A rede ferve de atividade, mas por razões que Bitcoin não foi feito para fazer
A rede Bitcoin atravessa um paradoxo silencioso: enquanto o preço avança com moderação, a blockchain ferve com um volume crescente de microtransações e inscrições de dados que pouco têm a ver com transferências financeiras tradicionais. Protocolos como Ordinals, Runes e o opcode OP_RETURN transformaram a cadeia num registro permanente de informações diversas, elevando a quase 80% a proporção de transações abaixo de 0,01 BTC. Com o mempool acumulando cerca de 128 mil transações não confirmadas, a rede não está paralisada — mas está sendo testada, e a comunidade se vê diante de uma pergunta antiga sobre o que Bitcoin deve, afinal, ser.
- Quase 80% das transações diárias envolvem valores ínfimos, uma inversão dramática em relação a 2023, quando esse percentual era de apenas 44%.
- O mempool atingiu 128 mil transações não confirmadas, o nível mais alto desde fevereiro de 2025, sinalizando pressão crescente sobre o espaço disponível nos blocos.
- Protocolos de inscrição de dados como Ordinals, Runes e BRC-20 competem diretamente com transações econômicas tradicionais pelo mesmo espaço limitado na blockchain.
- Pesquisadores alertam que o crescimento de usos não financeiros pode elevar as taxas e criar atrasos para quem usa Bitcoin como meio de pagamento convencional.
- A rede ainda processa transações, mas a velocidade e o custo já refletem a tensão — e o debate sobre o propósito original do Bitcoin voltou ao centro da comunidade.
A rede Bitcoin vive um momento de paradoxo: o preço avança com moderação, mas a blockchain ferve de atividade.
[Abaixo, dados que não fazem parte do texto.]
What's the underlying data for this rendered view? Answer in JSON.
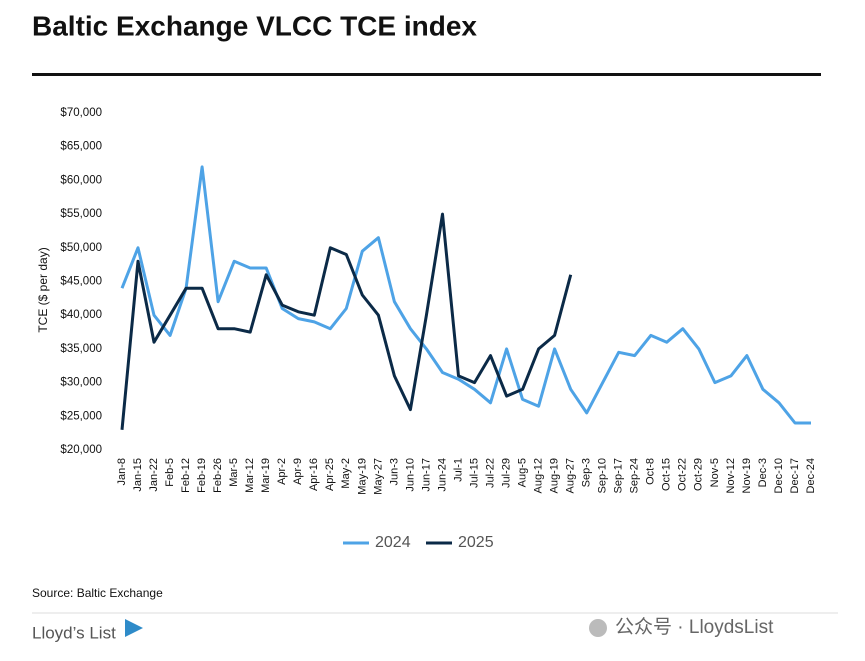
{
  "chart_data": {
    "type": "line",
    "title": "Baltic Exchange VLCC TCE index",
    "y_label": "TCE ($ per day)",
    "source": "Source: Baltic Exchange",
    "brand": "Lloyd’s List",
    "watermark": "公众号 · LloydsList",
    "categories": [
      "Jan-8",
      "Jan-15",
      "Jan-22",
      "Feb-5",
      "Feb-12",
      "Feb-19",
      "Feb-26",
      "Mar-5",
      "Mar-12",
      "Mar-19",
      "Apr-2",
      "Apr-9",
      "Apr-16",
      "Apr-25",
      "May-2",
      "May-19",
      "May-27",
      "Jun-3",
      "Jun-10",
      "Jun-17",
      "Jun-24",
      "Jul-1",
      "Jul-15",
      "Jul-22",
      "Jul-29",
      "Aug-5",
      "Aug-12",
      "Aug-19",
      "Aug-27",
      "Sep-3",
      "Sep-10",
      "Sep-17",
      "Sep-24",
      "Oct-8",
      "Oct-15",
      "Oct-22",
      "Oct-29",
      "Nov-5",
      "Nov-12",
      "Nov-19",
      "Dec-3",
      "Dec-10",
      "Dec-17",
      "Dec-24"
    ],
    "series": [
      {
        "name": "2024",
        "color": "#4ea3e6",
        "values": [
          44000,
          50000,
          40000,
          37000,
          44000,
          62000,
          42000,
          48000,
          47000,
          47000,
          41000,
          39500,
          39000,
          38000,
          41000,
          49500,
          51500,
          42000,
          38000,
          35000,
          31500,
          30500,
          29000,
          27000,
          35000,
          27500,
          26500,
          35000,
          29000,
          25500,
          30000,
          34500,
          34000,
          37000,
          36000,
          38000,
          35000,
          30000,
          31000,
          34000,
          29000,
          27000,
          24000,
          24000
        ]
      },
      {
        "name": "2025",
        "color": "#0b2a47",
        "values": [
          23000,
          48000,
          36000,
          40000,
          44000,
          44000,
          38000,
          38000,
          37500,
          46000,
          41500,
          40500,
          40000,
          50000,
          49000,
          43000,
          40000,
          31000,
          26000,
          40000,
          55000,
          31000,
          30000,
          34000,
          28000,
          29000,
          35000,
          37000,
          46000,
          null,
          null,
          null,
          null,
          null,
          null,
          null,
          null,
          null,
          null,
          null,
          null,
          null,
          null,
          null
        ]
      }
    ],
    "ylim": [
      20000,
      70000
    ],
    "yticks": [
      {
        "value": 20000,
        "label": "$20,000"
      },
      {
        "value": 25000,
        "label": "$25,000"
      },
      {
        "value": 30000,
        "label": "$30,000"
      },
      {
        "value": 35000,
        "label": "$35,000"
      },
      {
        "value": 40000,
        "label": "$40,000"
      },
      {
        "value": 45000,
        "label": "$45,000"
      },
      {
        "value": 50000,
        "label": "$50,000"
      },
      {
        "value": 55000,
        "label": "$55,000"
      },
      {
        "value": 60000,
        "label": "$60,000"
      },
      {
        "value": 65000,
        "label": "$65,000"
      },
      {
        "value": 70000,
        "label": "$70,000"
      }
    ],
    "grid": false,
    "legend": "bottom"
  }
}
O motor desse aquecimento não são grandes movimentações financeiras, mas um fluxo constante de operações minúsculas — transferências tão pequenas que mal chegam a alguns centavos. Dados da CryptoQuant revelam que quase 80% das transações diárias envolvem valores abaixo de 0,01 BTC, uma mudança dramática em relação a 2023, quando esse tipo de operação representava apenas 44% do total.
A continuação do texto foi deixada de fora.